I have a table with an column user_id
, which is an integer index. There's a number of processes that have to pick non-conflicting users and do some processing. I am using modulo for this, so at some point, they will do (e.g. in the case of 4 threads):
UPDATE table SET data = x WHERE user_id % 4 = y;
Where y is 0 to 3, to mark which specific thread is working. MySQL can't use the user_id index like that unfortunately, so it seems to lock all the table to scan it. This causes deadlocks if it only has a READ lock, while another process is doing something like this:
DELETE FROM table WHERE user_id = z;
What do you think the best way to deal with this would be?
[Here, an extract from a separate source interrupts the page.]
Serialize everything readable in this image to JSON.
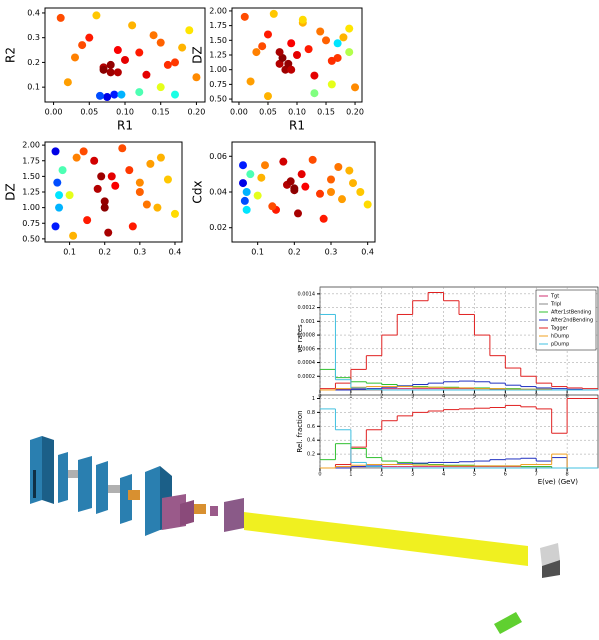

I am thinking I could have a separate SELECT user_id FROM table WHERE user_id % 4 = y
query, get the results (it will be a few hundred) and then do the update with a user_id IN (...)
instead.
I am not sure how locks work for nested selects, so could perhaps:
UPDATE table SET data = x WHERE user_id IN (SELECT user_id from table WHERE user_id % 4 = y)
also work, to avoid fetching the SELECT results to do the UPDATE?
Otherwise I guess I could use LOCK TABLES etc, but I'd think that's not nice, so I am curious whether there's something else to consider.
Create a temporary table containing the IDs you want. Then you can join with this and it should only lock those rows.
CREATE TEMPORARY TABLE temp_ids AS
SELECT id
FROM table
WHERE id % 4 = @y;
UPDATE table AS t
JOIN temp_ids as i ON t.id = i.id
SET t.data = @x;
I don't think it will work if you join with a subquery or CTE, because I suspect that will keep the table locked for the duration of the combined query.